Both projects are essential to the airport’s future, but neither is to the scale of the $150 million facility that will house a parking garage and rental car facility, another massive project set to transform the airport.
Airport officials are in the final design phase, and construction should begin in November on the seven-story structure that will be built on the north side, or the front, of the airport.
Its lower two levels will serve as the operating area for the rental car companies, including their offices, ticket counters and parking spaces. There also will be a “quick turn” area where rental cars will be returned, cleaned and fueled for the next renter. The garage will contain up to 4,500 long-term parking spaces for travelers.
A new parking garage has been on the minds of airport officials since 2001, but the events of 9/11 delayed it. The original plan was to build a separate parking garage and rental car facility, but the souring economy forced the airport to combine those projects into one structure.
“Actually, this is better anyway, because it’s better customer service and nobody will have to get on busses to either go get their rental car or go to parking,” Cox said. “They’ll be able to walk and use moving sidewalks to get from the terminal building directly into that new facility.”
Because the new facility is so tall, it will partially conceal the front of the main terminal building, whose unique design is instantly recognizable.
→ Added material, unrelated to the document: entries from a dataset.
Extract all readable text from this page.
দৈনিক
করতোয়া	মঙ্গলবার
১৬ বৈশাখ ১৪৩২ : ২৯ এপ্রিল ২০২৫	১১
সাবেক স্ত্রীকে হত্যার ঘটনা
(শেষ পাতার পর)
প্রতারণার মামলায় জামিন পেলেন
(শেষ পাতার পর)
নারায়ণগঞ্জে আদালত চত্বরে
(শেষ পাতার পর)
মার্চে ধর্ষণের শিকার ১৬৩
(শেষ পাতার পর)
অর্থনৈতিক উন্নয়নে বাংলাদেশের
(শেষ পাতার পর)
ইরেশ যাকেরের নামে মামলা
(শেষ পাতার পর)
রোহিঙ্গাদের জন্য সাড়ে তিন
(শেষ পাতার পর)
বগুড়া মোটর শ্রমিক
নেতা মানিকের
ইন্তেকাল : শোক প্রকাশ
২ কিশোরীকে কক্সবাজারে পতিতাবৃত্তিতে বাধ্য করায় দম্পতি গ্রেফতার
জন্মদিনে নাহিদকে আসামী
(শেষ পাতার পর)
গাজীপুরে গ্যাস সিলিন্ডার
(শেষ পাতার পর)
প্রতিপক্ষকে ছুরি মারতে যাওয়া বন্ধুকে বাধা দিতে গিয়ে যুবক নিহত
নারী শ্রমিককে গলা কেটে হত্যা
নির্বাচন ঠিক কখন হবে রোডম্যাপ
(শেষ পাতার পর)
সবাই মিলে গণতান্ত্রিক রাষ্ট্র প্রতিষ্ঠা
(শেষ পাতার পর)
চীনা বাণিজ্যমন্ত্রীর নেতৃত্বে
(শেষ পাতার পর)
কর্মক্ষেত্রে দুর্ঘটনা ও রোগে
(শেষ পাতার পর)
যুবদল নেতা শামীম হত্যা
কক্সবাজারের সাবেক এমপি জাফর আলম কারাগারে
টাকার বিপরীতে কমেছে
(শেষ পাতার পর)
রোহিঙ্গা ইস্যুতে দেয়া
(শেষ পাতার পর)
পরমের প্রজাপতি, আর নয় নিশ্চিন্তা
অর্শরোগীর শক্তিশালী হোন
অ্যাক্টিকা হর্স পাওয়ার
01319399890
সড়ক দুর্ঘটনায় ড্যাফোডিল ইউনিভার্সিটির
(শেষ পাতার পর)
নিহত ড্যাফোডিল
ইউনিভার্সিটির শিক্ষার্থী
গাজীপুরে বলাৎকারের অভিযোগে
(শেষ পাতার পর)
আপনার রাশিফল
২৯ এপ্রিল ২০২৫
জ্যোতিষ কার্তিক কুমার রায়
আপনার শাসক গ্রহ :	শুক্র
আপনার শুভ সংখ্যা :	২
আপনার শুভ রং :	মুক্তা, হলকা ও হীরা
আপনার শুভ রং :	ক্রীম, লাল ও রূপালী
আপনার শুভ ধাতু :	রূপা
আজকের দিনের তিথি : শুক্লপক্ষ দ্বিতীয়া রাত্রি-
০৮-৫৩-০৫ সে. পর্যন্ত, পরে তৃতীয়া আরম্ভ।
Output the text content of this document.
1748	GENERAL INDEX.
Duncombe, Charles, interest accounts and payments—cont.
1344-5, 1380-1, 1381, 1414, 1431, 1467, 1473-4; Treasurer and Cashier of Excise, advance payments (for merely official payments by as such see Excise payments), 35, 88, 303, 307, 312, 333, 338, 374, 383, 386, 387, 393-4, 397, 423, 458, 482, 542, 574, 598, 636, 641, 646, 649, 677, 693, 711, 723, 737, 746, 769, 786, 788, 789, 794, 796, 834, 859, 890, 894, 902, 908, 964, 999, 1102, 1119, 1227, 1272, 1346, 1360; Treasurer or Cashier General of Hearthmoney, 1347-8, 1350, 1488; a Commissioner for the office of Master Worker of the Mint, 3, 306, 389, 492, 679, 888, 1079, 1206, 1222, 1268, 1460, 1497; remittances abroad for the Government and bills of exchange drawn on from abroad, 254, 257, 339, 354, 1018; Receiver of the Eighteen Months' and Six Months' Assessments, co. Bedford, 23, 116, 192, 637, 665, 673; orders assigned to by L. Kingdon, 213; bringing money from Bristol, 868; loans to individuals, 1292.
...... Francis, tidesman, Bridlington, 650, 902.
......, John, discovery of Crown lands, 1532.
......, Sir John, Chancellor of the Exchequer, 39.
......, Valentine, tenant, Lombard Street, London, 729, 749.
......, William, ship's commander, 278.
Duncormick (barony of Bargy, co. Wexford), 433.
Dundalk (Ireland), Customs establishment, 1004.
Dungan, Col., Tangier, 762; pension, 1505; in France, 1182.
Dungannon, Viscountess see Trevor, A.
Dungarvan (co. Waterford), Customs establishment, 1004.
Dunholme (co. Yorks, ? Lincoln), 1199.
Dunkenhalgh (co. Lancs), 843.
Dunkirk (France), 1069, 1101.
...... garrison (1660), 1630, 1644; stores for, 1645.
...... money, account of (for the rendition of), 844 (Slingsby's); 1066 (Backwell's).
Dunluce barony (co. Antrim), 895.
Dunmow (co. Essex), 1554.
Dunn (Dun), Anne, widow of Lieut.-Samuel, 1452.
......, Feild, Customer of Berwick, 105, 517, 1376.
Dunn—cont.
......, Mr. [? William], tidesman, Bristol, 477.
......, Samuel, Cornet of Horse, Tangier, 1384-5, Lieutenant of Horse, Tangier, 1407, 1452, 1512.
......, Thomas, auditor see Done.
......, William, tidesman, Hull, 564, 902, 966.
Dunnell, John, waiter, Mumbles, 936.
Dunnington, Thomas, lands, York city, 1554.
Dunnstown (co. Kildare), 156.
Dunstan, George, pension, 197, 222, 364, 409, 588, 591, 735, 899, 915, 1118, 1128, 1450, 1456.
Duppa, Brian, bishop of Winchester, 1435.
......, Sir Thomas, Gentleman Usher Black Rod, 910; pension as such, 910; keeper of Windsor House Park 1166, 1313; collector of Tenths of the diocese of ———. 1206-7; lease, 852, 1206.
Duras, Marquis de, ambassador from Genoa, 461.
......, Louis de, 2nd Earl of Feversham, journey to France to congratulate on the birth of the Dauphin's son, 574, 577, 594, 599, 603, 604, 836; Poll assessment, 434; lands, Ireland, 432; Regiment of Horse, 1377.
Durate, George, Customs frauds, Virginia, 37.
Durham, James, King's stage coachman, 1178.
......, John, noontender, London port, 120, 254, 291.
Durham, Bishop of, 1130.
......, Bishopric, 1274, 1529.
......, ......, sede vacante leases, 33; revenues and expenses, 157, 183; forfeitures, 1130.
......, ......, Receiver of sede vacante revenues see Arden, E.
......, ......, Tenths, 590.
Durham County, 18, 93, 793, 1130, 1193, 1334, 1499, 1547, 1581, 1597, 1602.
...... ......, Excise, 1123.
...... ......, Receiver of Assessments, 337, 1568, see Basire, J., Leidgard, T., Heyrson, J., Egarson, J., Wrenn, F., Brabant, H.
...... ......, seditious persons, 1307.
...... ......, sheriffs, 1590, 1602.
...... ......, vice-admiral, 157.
That means airport officials were adamant about a unique look to the garage.
“The front of the garage is going to be the signature front door to the building,” said John Greaud, the airport authority’s vice president of operations. “Because of the size of this garage and because it will substantially block, at least at certain angles, the existing terminal building with the classic ‘martini glass’ vision that we’ve had for years, we’re trying to create a new vision.”
The new vision will include an airfoil wall that will stand out in front of the parking garage, Greaud said. On the front of the airfoil will be the airport’s logo – an airplane whose contrail, or exhaust vapor, forms a musical note.
The appearance of the facility is important, because it will be so prominent to the airport’s entrance. The facility itself will serve as a key revenue generator, helping finance airport operations.
“It will definitely make us more competitive with other cities,” Cox said. “We anticipate that as the economy is starting to heat up again, it should be about the time the garage is finished. We expect the demand for parking is going to go through the roof.”
Ready for better times
That project isn’t the only one on the horizon. The airport will replace the apron surrounding the main terminal, basically the driveway for aircraft. Greaud said a study is under way to figure out how it can be done while allowing airline partners to function without disruption.
The apron replacement is prompting a terminal expansion to provide additional gates as a relief for airlines because the project will force some gates to close. The first terminal expansion is slated for the north end of the C Concourse (the concourse on the east side of the property), where a pair of cargo buildings will be razed.
The demolition of those two structures will allow for that terminal expansion, but that area will first be used as a temporary surface parking lot while the new parking/rental car structure is built.
A new, temporary “east” parking lot will be constructed on the site of former cargo buildings one and five.
All of this construction has Memphis International poised for even more growth as a cargo and passenger hub.
“It’s going to keep me busy for a few years,” Cox said with a laugh.